Total revenues from recorded music in the US was $7.7 billion representing a year over year increase of 11.4%. This is good news as revenues had remained stagnant at $6.9 billion from 2014 to 2015. This also represents the largest increase since 1998, but the RIAA also reports that revenues are still only half of what they were in 1999. This increase was driven by substantial increases in recorded music delivered through streaming services like Apple Music, Spotify, Tidal and streaming radio like Sirius/XM and Internet radio as well as on-demand services like You Tube and Vevo. The RIAA also reported that for the first time these streaming services accounted for more than half of revenues (51.4%).
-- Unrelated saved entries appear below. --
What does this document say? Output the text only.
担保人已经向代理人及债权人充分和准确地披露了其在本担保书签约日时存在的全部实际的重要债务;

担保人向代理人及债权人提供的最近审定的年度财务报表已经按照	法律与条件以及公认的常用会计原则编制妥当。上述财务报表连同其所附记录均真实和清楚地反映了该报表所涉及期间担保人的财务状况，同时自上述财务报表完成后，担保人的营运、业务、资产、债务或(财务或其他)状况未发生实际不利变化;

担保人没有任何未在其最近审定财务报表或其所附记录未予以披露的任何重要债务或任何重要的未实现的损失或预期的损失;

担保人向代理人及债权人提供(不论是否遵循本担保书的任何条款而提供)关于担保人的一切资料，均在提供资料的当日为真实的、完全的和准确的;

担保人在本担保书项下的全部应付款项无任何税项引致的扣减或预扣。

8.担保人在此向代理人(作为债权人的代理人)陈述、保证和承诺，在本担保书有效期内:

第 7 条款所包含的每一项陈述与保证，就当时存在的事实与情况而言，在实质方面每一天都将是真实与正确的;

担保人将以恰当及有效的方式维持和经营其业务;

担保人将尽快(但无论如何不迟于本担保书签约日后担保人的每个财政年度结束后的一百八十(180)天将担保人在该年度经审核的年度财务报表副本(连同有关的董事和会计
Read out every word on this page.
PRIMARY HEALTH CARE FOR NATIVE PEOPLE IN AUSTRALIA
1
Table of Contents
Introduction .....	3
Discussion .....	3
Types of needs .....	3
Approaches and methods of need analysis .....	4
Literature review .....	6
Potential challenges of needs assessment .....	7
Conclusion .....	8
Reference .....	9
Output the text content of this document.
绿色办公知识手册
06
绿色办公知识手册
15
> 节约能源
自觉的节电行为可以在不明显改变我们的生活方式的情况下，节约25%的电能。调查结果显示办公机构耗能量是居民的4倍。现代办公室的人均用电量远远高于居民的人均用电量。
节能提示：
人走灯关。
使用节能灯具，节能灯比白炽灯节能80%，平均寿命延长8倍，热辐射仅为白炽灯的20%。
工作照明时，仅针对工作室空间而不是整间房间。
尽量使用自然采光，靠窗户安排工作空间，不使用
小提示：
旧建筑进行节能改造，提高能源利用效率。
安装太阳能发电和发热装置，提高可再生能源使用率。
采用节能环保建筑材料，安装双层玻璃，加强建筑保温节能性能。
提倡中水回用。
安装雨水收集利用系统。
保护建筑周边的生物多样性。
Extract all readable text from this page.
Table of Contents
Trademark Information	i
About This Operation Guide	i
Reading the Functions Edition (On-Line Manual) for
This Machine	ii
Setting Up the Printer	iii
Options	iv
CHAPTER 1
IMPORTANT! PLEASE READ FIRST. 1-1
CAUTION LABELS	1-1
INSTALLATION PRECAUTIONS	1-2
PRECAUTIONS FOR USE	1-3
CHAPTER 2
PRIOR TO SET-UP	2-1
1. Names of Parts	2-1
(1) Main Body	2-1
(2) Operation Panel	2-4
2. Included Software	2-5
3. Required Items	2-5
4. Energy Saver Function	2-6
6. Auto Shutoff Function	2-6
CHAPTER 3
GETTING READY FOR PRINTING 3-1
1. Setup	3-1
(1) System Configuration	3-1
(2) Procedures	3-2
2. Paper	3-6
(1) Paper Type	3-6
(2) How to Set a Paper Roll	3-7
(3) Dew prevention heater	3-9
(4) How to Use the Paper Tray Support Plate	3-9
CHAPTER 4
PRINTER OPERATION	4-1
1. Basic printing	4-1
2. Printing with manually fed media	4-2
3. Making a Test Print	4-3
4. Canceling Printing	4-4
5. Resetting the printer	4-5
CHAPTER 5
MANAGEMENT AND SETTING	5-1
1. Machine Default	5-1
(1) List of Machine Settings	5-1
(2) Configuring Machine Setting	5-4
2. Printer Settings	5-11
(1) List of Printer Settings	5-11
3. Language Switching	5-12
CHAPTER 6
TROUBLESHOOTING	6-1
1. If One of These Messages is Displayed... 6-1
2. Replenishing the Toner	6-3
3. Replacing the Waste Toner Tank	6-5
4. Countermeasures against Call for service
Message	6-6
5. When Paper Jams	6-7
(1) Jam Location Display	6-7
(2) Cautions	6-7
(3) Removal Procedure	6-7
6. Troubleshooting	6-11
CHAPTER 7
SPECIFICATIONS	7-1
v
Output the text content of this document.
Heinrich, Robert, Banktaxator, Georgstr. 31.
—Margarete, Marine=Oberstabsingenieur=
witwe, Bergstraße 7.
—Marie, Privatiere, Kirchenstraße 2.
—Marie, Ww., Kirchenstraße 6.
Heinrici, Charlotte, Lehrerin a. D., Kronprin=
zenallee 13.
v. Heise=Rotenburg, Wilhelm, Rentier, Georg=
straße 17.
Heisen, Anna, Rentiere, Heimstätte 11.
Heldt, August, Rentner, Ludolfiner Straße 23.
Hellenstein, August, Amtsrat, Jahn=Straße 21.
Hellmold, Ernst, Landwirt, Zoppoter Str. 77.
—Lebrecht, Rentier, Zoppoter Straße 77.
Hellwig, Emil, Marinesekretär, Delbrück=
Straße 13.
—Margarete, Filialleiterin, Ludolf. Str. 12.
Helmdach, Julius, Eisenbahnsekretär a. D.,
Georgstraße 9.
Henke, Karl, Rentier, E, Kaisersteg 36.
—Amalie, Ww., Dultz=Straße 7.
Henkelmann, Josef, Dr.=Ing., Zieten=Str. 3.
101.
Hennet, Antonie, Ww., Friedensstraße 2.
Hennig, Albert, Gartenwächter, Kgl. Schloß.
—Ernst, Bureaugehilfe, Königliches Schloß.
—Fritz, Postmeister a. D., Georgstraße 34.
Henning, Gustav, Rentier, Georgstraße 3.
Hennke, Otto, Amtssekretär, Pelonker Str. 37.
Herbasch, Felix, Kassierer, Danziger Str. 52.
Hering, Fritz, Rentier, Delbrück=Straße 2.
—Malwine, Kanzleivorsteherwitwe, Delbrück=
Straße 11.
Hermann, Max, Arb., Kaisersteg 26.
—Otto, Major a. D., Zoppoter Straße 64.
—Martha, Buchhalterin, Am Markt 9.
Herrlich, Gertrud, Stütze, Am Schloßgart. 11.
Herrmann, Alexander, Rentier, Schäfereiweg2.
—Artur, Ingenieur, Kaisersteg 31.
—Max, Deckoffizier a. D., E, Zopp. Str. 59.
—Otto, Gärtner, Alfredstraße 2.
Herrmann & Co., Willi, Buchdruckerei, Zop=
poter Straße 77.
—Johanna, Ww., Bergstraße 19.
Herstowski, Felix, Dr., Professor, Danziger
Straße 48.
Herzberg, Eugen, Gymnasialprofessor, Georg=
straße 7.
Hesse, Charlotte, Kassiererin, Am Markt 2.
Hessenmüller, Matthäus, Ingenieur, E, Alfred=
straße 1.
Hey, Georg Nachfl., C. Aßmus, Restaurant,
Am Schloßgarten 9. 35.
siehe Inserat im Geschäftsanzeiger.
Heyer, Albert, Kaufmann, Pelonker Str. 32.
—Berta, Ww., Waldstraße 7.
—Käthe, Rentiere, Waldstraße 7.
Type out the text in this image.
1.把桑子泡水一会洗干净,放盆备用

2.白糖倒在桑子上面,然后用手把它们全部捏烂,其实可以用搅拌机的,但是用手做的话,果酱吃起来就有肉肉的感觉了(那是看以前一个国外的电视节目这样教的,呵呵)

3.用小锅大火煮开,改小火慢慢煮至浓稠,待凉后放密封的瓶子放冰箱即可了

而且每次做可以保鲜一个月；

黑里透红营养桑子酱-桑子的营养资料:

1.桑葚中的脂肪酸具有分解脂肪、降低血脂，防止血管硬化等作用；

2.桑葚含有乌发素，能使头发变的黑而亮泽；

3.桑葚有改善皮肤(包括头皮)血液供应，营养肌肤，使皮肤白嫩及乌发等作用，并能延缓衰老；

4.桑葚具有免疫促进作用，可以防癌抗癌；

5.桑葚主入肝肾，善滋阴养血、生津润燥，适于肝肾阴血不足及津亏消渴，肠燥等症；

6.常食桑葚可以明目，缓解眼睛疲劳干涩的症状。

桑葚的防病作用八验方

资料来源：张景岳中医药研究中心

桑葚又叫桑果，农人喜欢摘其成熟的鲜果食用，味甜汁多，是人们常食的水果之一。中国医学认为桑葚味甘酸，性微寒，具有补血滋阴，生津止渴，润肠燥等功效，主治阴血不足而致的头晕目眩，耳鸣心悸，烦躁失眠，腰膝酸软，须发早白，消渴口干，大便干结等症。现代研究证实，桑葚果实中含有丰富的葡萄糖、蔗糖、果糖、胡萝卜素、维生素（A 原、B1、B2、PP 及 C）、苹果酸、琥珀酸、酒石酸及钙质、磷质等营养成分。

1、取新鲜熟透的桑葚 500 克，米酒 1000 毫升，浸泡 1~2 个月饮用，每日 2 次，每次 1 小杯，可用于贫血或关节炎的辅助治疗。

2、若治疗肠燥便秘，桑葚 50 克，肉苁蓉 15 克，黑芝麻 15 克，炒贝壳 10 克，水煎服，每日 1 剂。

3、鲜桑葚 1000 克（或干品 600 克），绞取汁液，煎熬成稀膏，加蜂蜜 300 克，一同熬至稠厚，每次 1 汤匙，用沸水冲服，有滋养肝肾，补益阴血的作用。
Over the six year period from 2011 through 2016, the percentage of revenues from streaming services has increased from 9% to 51%.
It appears that digital downloads are the greatest victim of the streaming music increase. Downloads continued to decline from their peak of $2.8 billion in 2013 to $1.78 billion in 2016: a 36% drop over this period.
The share of revenues from physical products as a whole continued to decline experiencing a decrease of 16% to $1.7 billion. This was the result of CD sales dropping by 21%.
The good news for vinyl lovers, sales of vinyl records experienced a 4% increase to $430 million in sales representing 26% of the total of all physical recorded music sales. This is also the highest share that vinyl has seen since 1985. Who knows if this will continue, but for now, let’s enjoy knowing that we were right – vinyl does sound better.